Behind the "Miracle" Drug Story: Q&A With Writer Ben Wallace-Wells

Posted Feb 05, 2009 12:00 AM

What surprised you reporting this story?
What was striking about it was how regular this was for them, how normal. This is one of the biggest scandals in recent pharmaceutical history. Eli has already paid 2.6 billion dollars in fines and to settle lawsuits — just an enormous amount of money. And yet, it's a 3 or 4 billion dollar a year drug. What's most disturbing about this whole story is that as bad as all this press has been and though Eli have settled investigations by federal prosecutors and claims by people who have been hurt by using this drug for huge amounts of money, they still came out way ahead.

It becomes just part of their cost of doing business.
Yeah. One of the doctors I talked to who is an expert in this case said to me, "We've seen this with a number of drugs." There's a 10-year patent protection companies get when they introduce a drug. Usually, around year two or three, there'll be a lot of reports of problems with a particular drug. Obviously, this doesn't happen with every drug, but it's a consistent pattern with those drugs where something's gone wrong. For four or five years the company will fight tooth-and-nail with any scientists who say that they've cooked the books. They'll be very antagonistic to reporters who ask questions and then, around year 10 you start seeing a lot more accommodations. They start going to researchers and saying, "Well, maybe you guys were right all along." They'll start settling suits, and they'll start saying to reporters, "Yeah, maybe we did something wrong." So, right now, Eli Lilly is right on the cusp of that and they're beginning to settle suits. The difference in part is that if you're on year three of a patent, you're still hoping to goose most of your profits out of it. By year eight, there's not that much left, so you're much more open to acknowledging difficulties with the drug. There's this arc that repeats itself again and again.

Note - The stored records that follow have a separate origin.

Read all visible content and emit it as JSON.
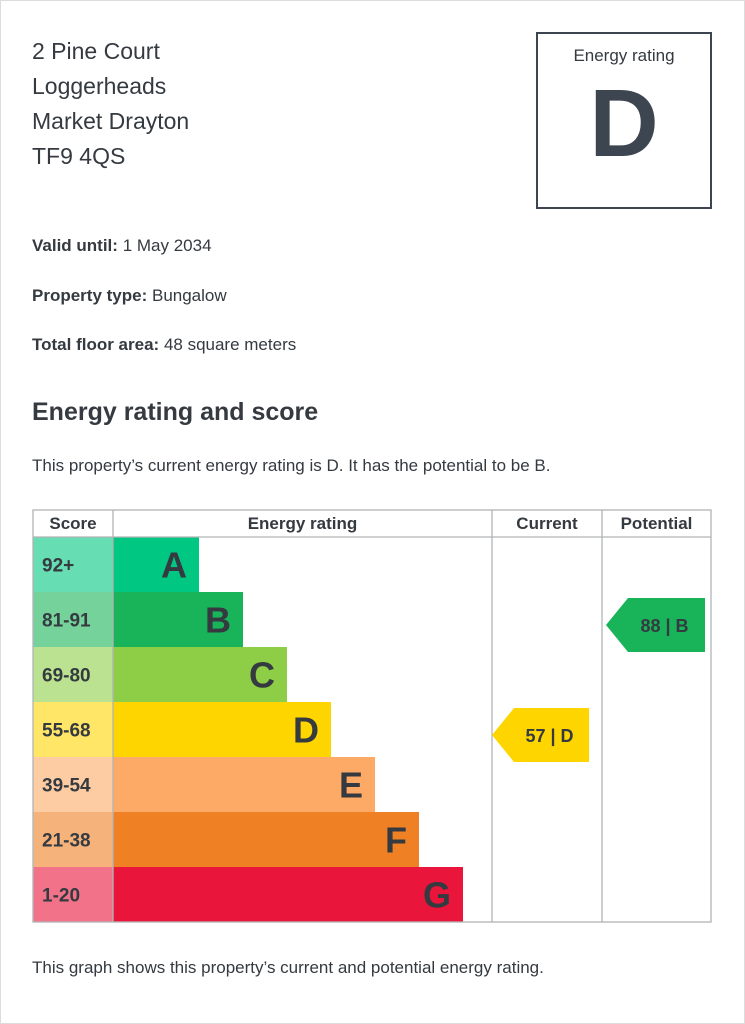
{
  "address": [
    "2 Pine Court",
    "Loggerheads",
    "Market Drayton",
    "TF9 4QS"
  ],
  "rating_box": {
    "label": "Energy rating",
    "letter": "D"
  },
  "facts": [
    {
      "label": "Valid until:",
      "value": "1 May 2034"
    },
    {
      "label": "Property type:",
      "value": "Bungalow"
    },
    {
      "label": "Total floor area:",
      "value": "48 square meters"
    }
  ],
  "section_title": "Energy rating and score",
  "summary": "This property’s current energy rating is D. It has the potential to be B.",
  "footer": "This graph shows this property’s current and potential energy rating.",
  "chart_data": {
    "type": "table",
    "columns": [
      "Score",
      "Energy rating",
      "Current",
      "Potential"
    ],
    "bands": [
      {
        "score": "92+",
        "letter": "A",
        "color": "#00c781",
        "light": "#66ddb3"
      },
      {
        "score": "81-91",
        "letter": "B",
        "color": "#19b459",
        "light": "#75d29b"
      },
      {
        "score": "69-80",
        "letter": "C",
        "color": "#8dce46",
        "light": "#bbe290"
      },
      {
        "score": "55-68",
        "letter": "D",
        "color": "#ffd500",
        "light": "#ffe666"
      },
      {
        "score": "39-54",
        "letter": "E",
        "color": "#fcaa65",
        "light": "#fdcca3"
      },
      {
        "score": "21-38",
        "letter": "F",
        "color": "#ef8023",
        "light": "#f5b37b"
      },
      {
        "score": "1-20",
        "letter": "G",
        "color": "#e9153b",
        "light": "#f27389"
      }
    ],
    "current": {
      "value": 57,
      "letter": "D",
      "label": "57 | D",
      "color": "#ffd500"
    },
    "potential": {
      "value": 88,
      "letter": "B",
      "label": "88 | B",
      "color": "#19b459"
    }
  }
}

Do the doctors and psychiatrists who prescribe these bear some responsibility?
I think they do. One of the things that you realize when you make your way through a story like this is that there are hundreds of studies that are out there that say completely contradictory things about a particular drug. Many studies have been sponsored by the industry and many others have been conducted by independent researchers. For a particular physician, particularly a physician who is not in the practice of dealing with schizophrenia drugs, to make his way all through that material, with all of these very strongly stated but completely conflicting claims is a really difficult task. So, at some level, it's a lot to expect of particular physicians to be able to sort all this out. But the way that a lot of physicians seem to deal with it is to just sort of trust the drug companies a little more than is warranted. What seem so ridiculous to us is what pharmaceutical/drug reps do, and we deal with this a little bit in the story, like leaving muffins with doctors or leaving pens with the name of their drug really work. I think that you'd prefer a medical profession that was less susceptible to such cheap pay-offs. You wish that the sales pitches were a little less successful and that's kind of a depressing part of it and that the doctors were a little more skeptical and a little more circumspect.